Ideally we’d always log a page view immediately when it is loaded “in focus” but Javascript does not provide a way to check the current focus status – only to detect events when the focus changes. This is an extremely frustrating limitation but we must live with it.
Update
It turns out there is a new method with HTML5, document.hasFocus(), which is a way to determine on demand whether the current document is in focus. It is not yet supported in Opera, and Chrome always returns “true” even when it shouldn’t (bug filed), but Firefox 3+, IE7+, and Safari 5 (at least, haven’t tested in Safari 4) all support it properly. The test tracking code we are running on our blog and on getclicky.com has been updated to use this new method instead of relying on other events (mouse movement etc).
Relying on events led to about a 5% drop in visitors being tracked, so we knew this wouldn’t work. Somehow, we discovered the hasFocus() method, which has VERY little discussion online. Most people must not know about it yet. But anyways, this is what our new test code does:
- If the browser supports document.hasFocus()…
- If the current document has focus at the time the tracking code is executed, a page view is logged immediately and pinging starts. (Since Chrome has a bug where this method always returns true even when it shouldn’t, Chrome users will always be logged immediately. All other modern browsers, except Opera, will work properly).
- If the current document does NOT have focus, we setup an event listener to wait for the “onfocus” event to fire, at which point the page view is logged and pinging starts. This will apply to anyone who opens a page on your site in a background tab or window – we won’t log their visit until they actually start viewing your page. This will help alleviate the extra load of “pings” on our end, and will result in more accurate usage data of your web site since we won’t log a visitor until they are actually viewing your web site.

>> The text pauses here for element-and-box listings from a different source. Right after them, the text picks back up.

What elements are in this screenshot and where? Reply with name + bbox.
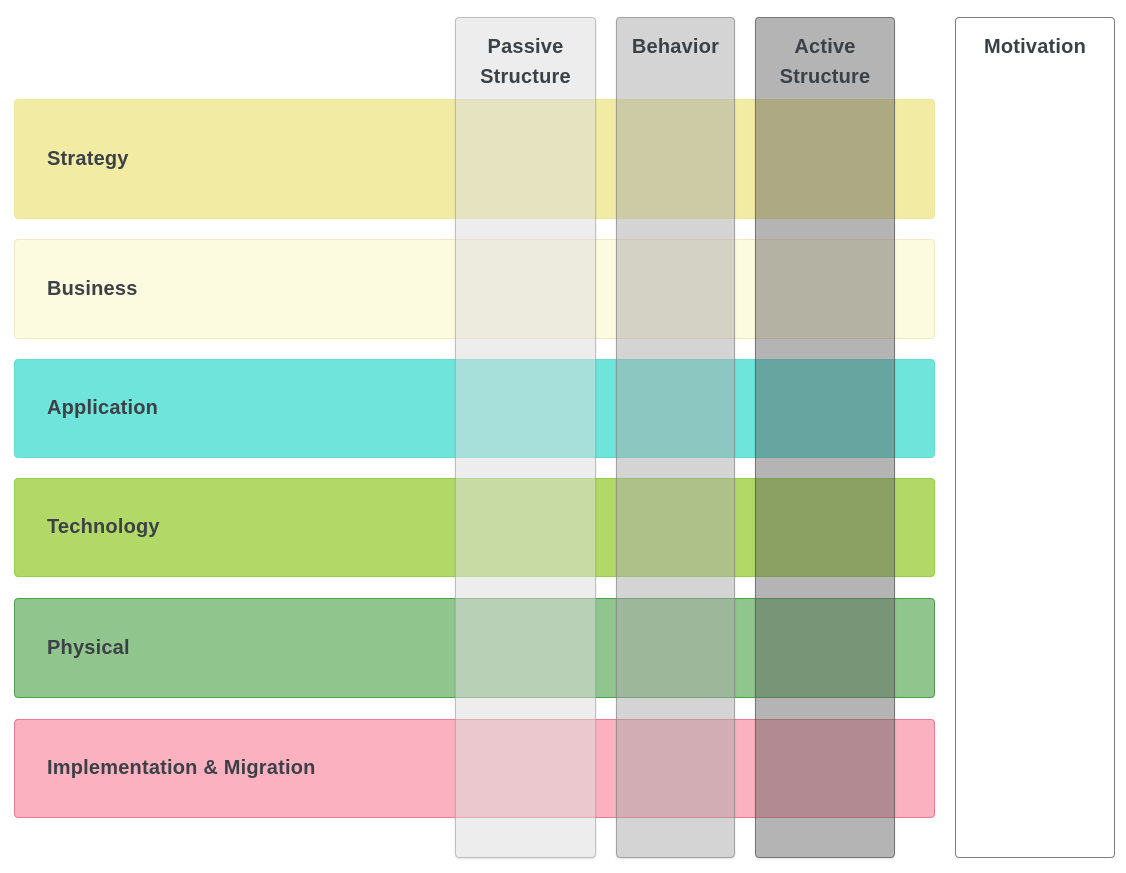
layer-row-label: Implementation & Migration [47,757,316,779]
layer-row-label: Strategy [47,147,129,170]
layer-row-label: Technology [47,516,160,538]
aspect-column-motivation: Motivation [955,17,1115,858]
aspect-column-label: Passive Structure [480,36,571,88]
aspect-column-label: Behavior [631,36,720,58]
layer-row-label: Business [47,277,138,300]
layer-row-label: Physical [47,636,130,659]
aspect-column-passive-structure: Passive Structure [455,17,596,858]
layer-row-label: Application [47,397,159,419]
aspect-column-label: Active Structure [779,36,871,88]
aspect-column-label: Motivation [984,36,1086,58]
aspect-column-behavior: Behavior [616,17,735,858]
aspect-column-active-structure: Active Structure [755,17,895,858]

- If the browser does NOT support document.hasFocus()… (currently only Opera, and old, outdated browsers)
- Page view is logged immediately
- Pinging starts immediately
- (This is the way it used to work by default anyways)
We think this way of doing things will work great, and if all goes well from our testing, we will deploy it to our CDN and it will become the new default tracking code.
By the way, pinging is still disabled in our public tracking code. Once this new code is tested and deployed, pinging still start again, and your bounce / time-on-site values will return to their normal state.